Absolute Gravity Readings at Memorial University
The St John’s Campus of Memorial University is the host of one of only three absolute gravity reference stations on the island of Newfoundland. Station 991399 is located in a cool, quiet concrete bunker off the Munnels under the Science Building. Last month, gravity experts Jason Silliker and Rachel van Herpt from the Canadian Geodetic Survey of Natural Resources Canada brought their high accuracy absolute gravity meter FG5-236 (aka “Gertrude”) for a 24-hour-long set of measurements at the station.
The acceleration of gravity on the surface of the Earth is g = 9.8 m/s2. More precisely, Jason and Rachel found the value at our reference station to be g991399 = 9.808195878 ± 0.00000002 m/s2. In obtaining this accuracy and precision, they had to allow for the gravitational attraction of the Sun and Moon and the ocean tides, atmospheric pressure, loading from the ocean and the wobble of the Earth’s axis.
The determined value is 0.00000015 m/s2 lower than when they last measured it in 2010, a difference Jason says is probably explained by a difference in the amount of water in the soil above the station: the gravity value here is known to vary depending on the time of year. As part of adjustments to surface elevation after the melting of a Canada-wide ice sheet from the last ice age, St John’s is sinking relative to the centre of the Earth at a rate of 1.09 mm/year. However, the resulting tiny increase in gravity is not detectable at this site.
Absolute gravity measurements have three important applications. First, they can be used to track changes in such quantities as the amount of groundwater at sites across Canada, particularly significant in this time of global climate change. Second, gravity changes due to tectonic movements aid in our understanding of the structure and dynamics of our planet. Third, they are reference points for all other types of gravity surveys, such as those used in natural resource exploration.
FG5 absolute gravity meters work by timing a mass dropping in a vacuum. Relative gravity meters work by measuring the extension of a spring: because the properties of the spring are constantly changing, they must be regularly calibrated at reference stations. These relative meters are use in exploration surveys and various other studies.

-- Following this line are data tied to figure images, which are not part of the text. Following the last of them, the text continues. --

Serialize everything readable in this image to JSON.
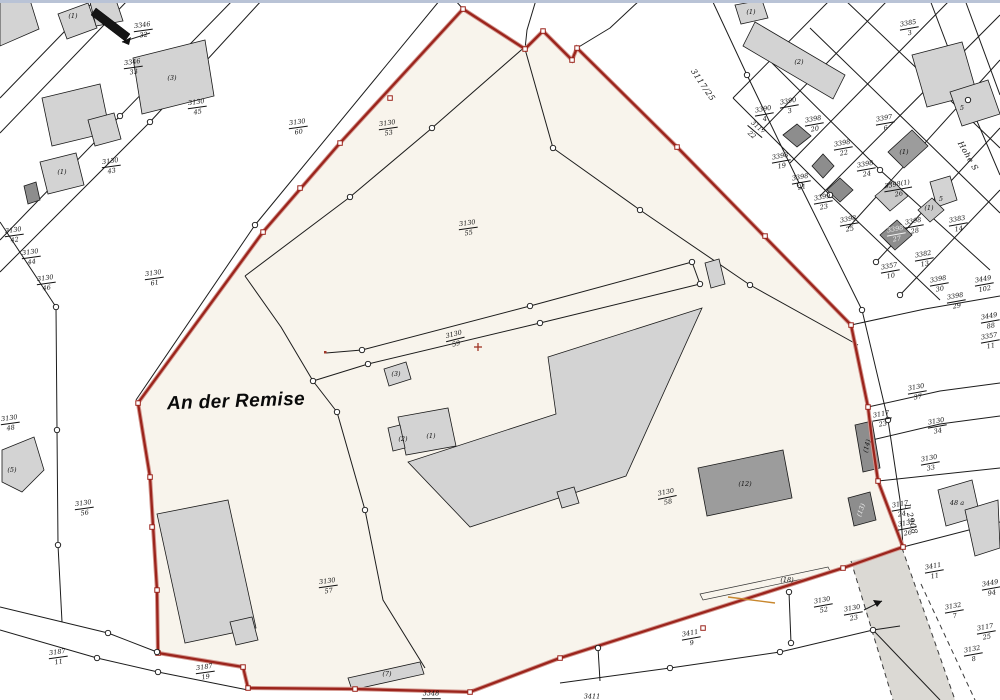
{
  "map": {
    "area_label": "An der Remise",
    "street_labels": [
      {
        "t": "3117/25",
        "x": 703,
        "y": 85,
        "r": 56
      },
      {
        "t": "Hohe S",
        "x": 968,
        "y": 156,
        "r": 60
      },
      {
        "t": "L 2908",
        "x": 911,
        "y": 519,
        "r": 75
      }
    ],
    "parcel_labels": [
      {
        "n": "3346",
        "d": "32",
        "x": 143,
        "y": 30,
        "r": -8
      },
      {
        "n": "3346",
        "d": "33",
        "x": 133,
        "y": 67,
        "r": -8
      },
      {
        "n": "3130",
        "d": "45",
        "x": 197,
        "y": 107,
        "r": -8
      },
      {
        "n": "3130",
        "d": "60",
        "x": 298,
        "y": 127,
        "r": -8
      },
      {
        "n": "3130",
        "d": "43",
        "x": 111,
        "y": 166,
        "r": -8
      },
      {
        "n": "3130",
        "d": "42",
        "x": 14,
        "y": 235,
        "r": -8
      },
      {
        "n": "3130",
        "d": "44",
        "x": 31,
        "y": 257,
        "r": -8
      },
      {
        "n": "3130",
        "d": "46",
        "x": 46,
        "y": 283,
        "r": -8
      },
      {
        "n": "3130",
        "d": "61",
        "x": 154,
        "y": 278,
        "r": -8
      },
      {
        "n": "3130",
        "d": "48",
        "x": 10,
        "y": 423,
        "r": -8
      },
      {
        "n": "3130",
        "d": "56",
        "x": 84,
        "y": 508,
        "r": -8
      },
      {
        "n": "3187",
        "d": "11",
        "x": 58,
        "y": 657,
        "r": -8
      },
      {
        "n": "3187",
        "d": "19",
        "x": 205,
        "y": 672,
        "r": -8
      },
      {
        "n": "3130",
        "d": "53",
        "x": 388,
        "y": 128,
        "r": -8
      },
      {
        "n": "3130",
        "d": "55",
        "x": 468,
        "y": 228,
        "r": -8
      },
      {
        "n": "3130",
        "d": "59",
        "x": 455,
        "y": 339,
        "r": -14
      },
      {
        "n": "3130",
        "d": "57",
        "x": 328,
        "y": 586,
        "r": -8
      },
      {
        "n": "3130",
        "d": "58",
        "x": 667,
        "y": 497,
        "r": -12
      },
      {
        "n": "3130",
        "d": "52",
        "x": 823,
        "y": 605,
        "r": -10
      },
      {
        "n": "3411",
        "d": "9",
        "x": 691,
        "y": 638,
        "r": -10
      },
      {
        "n": "3130",
        "d": "23",
        "x": 853,
        "y": 613,
        "r": -10
      },
      {
        "n": "3348",
        "d": "",
        "x": 431,
        "y": 694,
        "r": 0
      },
      {
        "n": "3411",
        "d": "",
        "x": 592,
        "y": 697,
        "r": 0
      },
      {
        "n": "3117",
        "d": "22",
        "x": 755,
        "y": 131,
        "r": 40
      },
      {
        "n": "3390",
        "d": "4",
        "x": 764,
        "y": 114,
        "r": -10
      },
      {
        "n": "3390",
        "d": "3",
        "x": 789,
        "y": 106,
        "r": -10
      },
      {
        "n": "3398",
        "d": "20",
        "x": 814,
        "y": 124,
        "r": -10
      },
      {
        "n": "3398",
        "d": "19",
        "x": 781,
        "y": 161,
        "r": -10
      },
      {
        "n": "3398",
        "d": "21",
        "x": 801,
        "y": 182,
        "r": -10
      },
      {
        "n": "3399",
        "d": "23",
        "x": 823,
        "y": 202,
        "r": -10
      },
      {
        "n": "3398",
        "d": "22",
        "x": 843,
        "y": 148,
        "r": -10
      },
      {
        "n": "3398",
        "d": "24",
        "x": 866,
        "y": 169,
        "r": -10
      },
      {
        "n": "3397",
        "d": "6",
        "x": 885,
        "y": 123,
        "r": -10
      },
      {
        "n": "3385",
        "d": "3",
        "x": 909,
        "y": 28,
        "r": -10
      },
      {
        "n": "3398(1)",
        "d": "26",
        "x": 898,
        "y": 189,
        "r": -10
      },
      {
        "n": "3398",
        "d": "25",
        "x": 849,
        "y": 224,
        "r": -10
      },
      {
        "n": "3398",
        "d": "28",
        "x": 914,
        "y": 226,
        "r": -10
      },
      {
        "n": "3398",
        "d": "27",
        "x": 896,
        "y": 234,
        "r": -10,
        "c": "#f2f2f2"
      },
      {
        "n": "3382",
        "d": "13",
        "x": 924,
        "y": 259,
        "r": -10
      },
      {
        "n": "3383",
        "d": "14",
        "x": 958,
        "y": 224,
        "r": -10
      },
      {
        "n": "3398",
        "d": "30",
        "x": 939,
        "y": 284,
        "r": -10
      },
      {
        "n": "3449",
        "d": "102",
        "x": 984,
        "y": 284,
        "r": -10
      },
      {
        "n": "3398",
        "d": "29",
        "x": 956,
        "y": 301,
        "r": -10
      },
      {
        "n": "3357",
        "d": "10",
        "x": 890,
        "y": 271,
        "r": -10
      },
      {
        "n": "3449",
        "d": "88",
        "x": 990,
        "y": 321,
        "r": -10
      },
      {
        "n": "3357",
        "d": "11",
        "x": 990,
        "y": 341,
        "r": -10
      },
      {
        "n": "3130",
        "d": "37",
        "x": 917,
        "y": 392,
        "r": -10
      },
      {
        "n": "3117",
        "d": "23",
        "x": 882,
        "y": 419,
        "r": -10
      },
      {
        "n": "3130",
        "d": "34",
        "x": 937,
        "y": 426,
        "r": -10
      },
      {
        "n": "3130",
        "d": "33",
        "x": 930,
        "y": 463,
        "r": -10
      },
      {
        "n": "3117",
        "d": "24",
        "x": 901,
        "y": 509,
        "r": -10
      },
      {
        "n": "3132",
        "d": "26",
        "x": 907,
        "y": 528,
        "r": -10
      },
      {
        "n": "3411",
        "d": "11",
        "x": 934,
        "y": 571,
        "r": -10
      },
      {
        "n": "3449",
        "d": "94",
        "x": 991,
        "y": 588,
        "r": -10
      },
      {
        "n": "3132",
        "d": "7",
        "x": 954,
        "y": 611,
        "r": -10
      },
      {
        "n": "3117",
        "d": "25",
        "x": 986,
        "y": 632,
        "r": -10
      },
      {
        "n": "3132",
        "d": "8",
        "x": 973,
        "y": 654,
        "r": -10
      }
    ],
    "building_labels": [
      {
        "t": "(1)",
        "x": 73,
        "y": 16
      },
      {
        "t": "(3)",
        "x": 172,
        "y": 78
      },
      {
        "t": "(1)",
        "x": 62,
        "y": 172
      },
      {
        "t": "(5)",
        "x": 12,
        "y": 470
      },
      {
        "t": "(3)",
        "x": 396,
        "y": 374
      },
      {
        "t": "(2)",
        "x": 403,
        "y": 439
      },
      {
        "t": "(1)",
        "x": 431,
        "y": 436
      },
      {
        "t": "(12)",
        "x": 745,
        "y": 484
      },
      {
        "t": "(14)",
        "x": 867,
        "y": 446,
        "r": -75
      },
      {
        "t": "(13)",
        "x": 861,
        "y": 510,
        "r": -70,
        "c": "#f0f0f0"
      },
      {
        "t": "(7)",
        "x": 387,
        "y": 674
      },
      {
        "t": "(2)",
        "x": 799,
        "y": 62
      },
      {
        "t": "(1)",
        "x": 751,
        "y": 12
      },
      {
        "t": "(18)",
        "x": 787,
        "y": 580
      },
      {
        "t": "(1)",
        "x": 904,
        "y": 152
      },
      {
        "t": "(1)",
        "x": 929,
        "y": 208
      },
      {
        "t": "5",
        "x": 962,
        "y": 108
      },
      {
        "t": "5",
        "x": 941,
        "y": 199
      },
      {
        "t": "48 a",
        "x": 957,
        "y": 503
      }
    ],
    "colors": {
      "boundary_red": "#9b241c",
      "building_gray": "#d3d3d3",
      "building_dark": "#8d8d8d",
      "area_fill": "#f8f4ec",
      "road_fill": "#dbd9d4",
      "chrome_strip": "#b9c3d6"
    }
  }
}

The Department of Earth Sciences owns a Scintrex CG-5 survey gravity meter. This meter (unlike Gertrude!) is easily portable and it is used in undergraduate and graduate courses in exploration geophysics and for graduate projects on oil and gas and mineral deposits. It is periodically calibrated at station 991399. Jason and Rachel used our CG-5 to measure how gravity changes with elevation (the gravity gradient) by placing it on platforms at three well-determined heights above station 991399. From the results they could determine how well the CG-5 is performing. The good news is that our gravity meter is operating at the top of its game.